Every Spring and Autumn an eagerly anticipated sale takes place at Bonhams auction house in London.
It’s relatively understated, just 100 to 130 lots, but its clientele has one important thing in common: a love of ships and the sea and a keen interest in the art that depicts them.
Bonhams senior specialist Rhyanon Demery is one of those who puts these sales of marine art together. ‘We try and keep them carefully curated,’ she explains, ‘with high-quality paintings by well-known marine artists with good auction records.’
That list includes people such as Charles Edward Dickson, who was active around 1900, the Victorian era’s James Buttersworth and Edward Cooke, and Montague Dawson from the 20th century, in addition to contemporary artists such as John Stephen Dews.
‘It’s a relatively tight-knit group,’ adds Demary. ‘We try and sell what our clients want and they tend to like works by a select group of people which are in good condition and are ready to hang.’
Bonhams is the only major international auction house still to hold marine art sales as the market has consolidated and focused on this dedicated audience.
Demary explains: ‘We tend to see some high net worth individuals buying, as well as people who are avid collectors. The sales are quite varied and might include works that start at around £1,000, going up easily to £30,000 and above. And what people tend to be interested in is naval history or sailing or travelling the world on cruise ships.’
Certain subject matters are always a magnet for interest, she adds.

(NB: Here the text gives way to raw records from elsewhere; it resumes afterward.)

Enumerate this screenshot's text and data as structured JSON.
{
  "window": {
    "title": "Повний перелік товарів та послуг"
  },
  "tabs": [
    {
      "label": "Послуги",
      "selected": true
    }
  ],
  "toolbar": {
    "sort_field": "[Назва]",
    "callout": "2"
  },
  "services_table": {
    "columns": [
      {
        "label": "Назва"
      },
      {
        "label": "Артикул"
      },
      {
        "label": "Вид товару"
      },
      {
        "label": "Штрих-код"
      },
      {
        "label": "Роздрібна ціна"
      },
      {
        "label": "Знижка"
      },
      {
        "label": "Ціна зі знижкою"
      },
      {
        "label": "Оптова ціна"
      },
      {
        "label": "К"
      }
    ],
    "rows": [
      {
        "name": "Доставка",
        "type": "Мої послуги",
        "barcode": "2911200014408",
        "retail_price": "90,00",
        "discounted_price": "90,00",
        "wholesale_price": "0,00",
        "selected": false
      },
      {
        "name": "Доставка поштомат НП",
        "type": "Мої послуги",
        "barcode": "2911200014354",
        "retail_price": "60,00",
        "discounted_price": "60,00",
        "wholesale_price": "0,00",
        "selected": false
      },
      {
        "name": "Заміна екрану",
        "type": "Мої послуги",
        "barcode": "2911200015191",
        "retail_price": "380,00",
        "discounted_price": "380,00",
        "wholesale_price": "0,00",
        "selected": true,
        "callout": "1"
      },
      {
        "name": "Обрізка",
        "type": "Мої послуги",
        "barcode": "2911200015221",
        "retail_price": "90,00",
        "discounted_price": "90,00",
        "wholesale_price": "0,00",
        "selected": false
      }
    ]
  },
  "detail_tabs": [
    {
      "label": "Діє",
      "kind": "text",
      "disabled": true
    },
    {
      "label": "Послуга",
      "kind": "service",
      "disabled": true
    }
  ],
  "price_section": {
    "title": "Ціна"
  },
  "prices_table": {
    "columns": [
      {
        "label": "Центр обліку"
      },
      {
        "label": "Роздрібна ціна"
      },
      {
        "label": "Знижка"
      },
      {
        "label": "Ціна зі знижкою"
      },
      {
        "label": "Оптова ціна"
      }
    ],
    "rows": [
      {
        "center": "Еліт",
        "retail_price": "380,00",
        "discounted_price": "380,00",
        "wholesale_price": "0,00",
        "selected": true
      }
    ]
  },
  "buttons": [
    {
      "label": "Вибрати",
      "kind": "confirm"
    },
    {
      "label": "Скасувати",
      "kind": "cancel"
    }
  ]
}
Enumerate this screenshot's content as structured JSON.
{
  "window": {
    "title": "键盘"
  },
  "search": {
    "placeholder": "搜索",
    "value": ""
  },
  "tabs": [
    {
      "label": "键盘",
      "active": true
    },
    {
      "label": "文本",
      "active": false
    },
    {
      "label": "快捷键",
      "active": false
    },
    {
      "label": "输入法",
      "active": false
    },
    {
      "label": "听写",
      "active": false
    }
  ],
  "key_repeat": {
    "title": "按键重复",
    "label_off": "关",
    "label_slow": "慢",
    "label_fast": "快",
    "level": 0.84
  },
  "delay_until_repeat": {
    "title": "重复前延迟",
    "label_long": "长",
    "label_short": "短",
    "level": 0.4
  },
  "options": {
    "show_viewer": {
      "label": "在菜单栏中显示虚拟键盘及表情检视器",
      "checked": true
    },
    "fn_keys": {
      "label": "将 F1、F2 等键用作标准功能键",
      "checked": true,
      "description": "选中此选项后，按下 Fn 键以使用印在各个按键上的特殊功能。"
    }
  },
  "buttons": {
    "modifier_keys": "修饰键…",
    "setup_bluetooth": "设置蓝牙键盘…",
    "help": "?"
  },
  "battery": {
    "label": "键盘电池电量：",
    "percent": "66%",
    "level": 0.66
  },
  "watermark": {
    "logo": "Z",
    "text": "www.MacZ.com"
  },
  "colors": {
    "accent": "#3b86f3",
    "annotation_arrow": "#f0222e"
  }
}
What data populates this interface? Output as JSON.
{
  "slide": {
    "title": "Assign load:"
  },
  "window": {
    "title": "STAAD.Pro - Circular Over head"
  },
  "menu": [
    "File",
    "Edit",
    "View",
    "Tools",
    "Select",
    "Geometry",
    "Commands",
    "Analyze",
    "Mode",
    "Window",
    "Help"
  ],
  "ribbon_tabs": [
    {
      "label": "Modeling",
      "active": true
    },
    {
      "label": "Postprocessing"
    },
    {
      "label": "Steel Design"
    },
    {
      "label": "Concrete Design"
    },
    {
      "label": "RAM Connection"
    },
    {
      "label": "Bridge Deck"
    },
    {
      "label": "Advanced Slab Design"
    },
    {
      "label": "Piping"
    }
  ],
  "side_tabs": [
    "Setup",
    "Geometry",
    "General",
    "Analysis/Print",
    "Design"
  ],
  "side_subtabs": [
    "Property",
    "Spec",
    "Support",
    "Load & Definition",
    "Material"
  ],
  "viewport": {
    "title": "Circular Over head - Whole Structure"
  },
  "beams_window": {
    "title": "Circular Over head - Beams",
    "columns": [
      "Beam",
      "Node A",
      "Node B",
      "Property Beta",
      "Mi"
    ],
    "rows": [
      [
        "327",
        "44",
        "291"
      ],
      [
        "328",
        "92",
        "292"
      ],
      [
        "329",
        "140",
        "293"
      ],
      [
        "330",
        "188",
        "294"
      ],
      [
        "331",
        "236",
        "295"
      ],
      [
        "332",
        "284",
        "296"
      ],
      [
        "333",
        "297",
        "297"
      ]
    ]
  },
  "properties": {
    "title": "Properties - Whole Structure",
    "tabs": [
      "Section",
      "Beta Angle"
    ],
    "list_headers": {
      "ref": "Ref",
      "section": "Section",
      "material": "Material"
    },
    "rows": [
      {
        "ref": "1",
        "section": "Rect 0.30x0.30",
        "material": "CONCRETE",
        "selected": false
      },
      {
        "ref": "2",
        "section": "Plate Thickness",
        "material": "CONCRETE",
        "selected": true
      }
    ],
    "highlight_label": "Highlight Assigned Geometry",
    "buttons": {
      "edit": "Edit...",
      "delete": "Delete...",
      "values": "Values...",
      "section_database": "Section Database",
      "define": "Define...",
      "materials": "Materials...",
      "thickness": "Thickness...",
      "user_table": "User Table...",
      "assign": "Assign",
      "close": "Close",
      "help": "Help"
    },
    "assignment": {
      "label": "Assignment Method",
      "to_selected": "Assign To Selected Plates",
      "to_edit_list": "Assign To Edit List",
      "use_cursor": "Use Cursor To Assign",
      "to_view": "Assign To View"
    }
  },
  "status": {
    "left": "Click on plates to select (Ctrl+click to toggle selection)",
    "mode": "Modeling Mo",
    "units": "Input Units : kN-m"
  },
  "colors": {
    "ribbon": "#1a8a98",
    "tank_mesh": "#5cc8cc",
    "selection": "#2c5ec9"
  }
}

‘Works depicting the Battle of Trafalgar in 1805 always seem to be popular. Another area that grabs people’s interest is famous tea clippers, sailing boats that transported tea from Asia to Europe very quickly for their day are also of interest to people, especially when the boat is featured with a smooth sea and a clear sky.’
The top level of marine art on which Bonhams focuses is predominantly dominated by British artists, but not exclusively. It also features works by Dutch, American and even Chinese artists.
At the last sale, in October last year, it was a pair of paintings by Buttersworth that were the star attraction while other early works also performed better than anticipated.
‘I think a couple of years ago interest in these traditional 18th-century had waned a bit,’ says Demary. ‘Now estimates have dropped slightly people are interested again and that generates bids. And these particular works were nice compositions.’
The sector also includes items such as model ships and naval memorabilia, she adds.
‘Generally we’d have five or 10 of these items to start the sales. That could include all sorts of fascinating items such as figureheads or ships’ bells. They always spark considerable interest.’
October’s sale, for example saw an incredibly intricate bone model of a Royal Navy ship of the line, made by a prisoner of war in the Napoleonic Wars, change hands for almost £12,000.
Demary adds: ‘A couple of years ago we had a few items relating to Admiral Horatio Nelson, including the chair which he had on his flagship, HMS Victory. That aroused a vast amount of interest among buyers and sold eventually for £85,000, more than double its estimate. We also had a letter signed by Nelson that was estimated at £2,000-£3,000 that eventually sold for £11,000.’
Even more than 200 years after his death Admiral Nelson, it seems, is still big news in the marine market.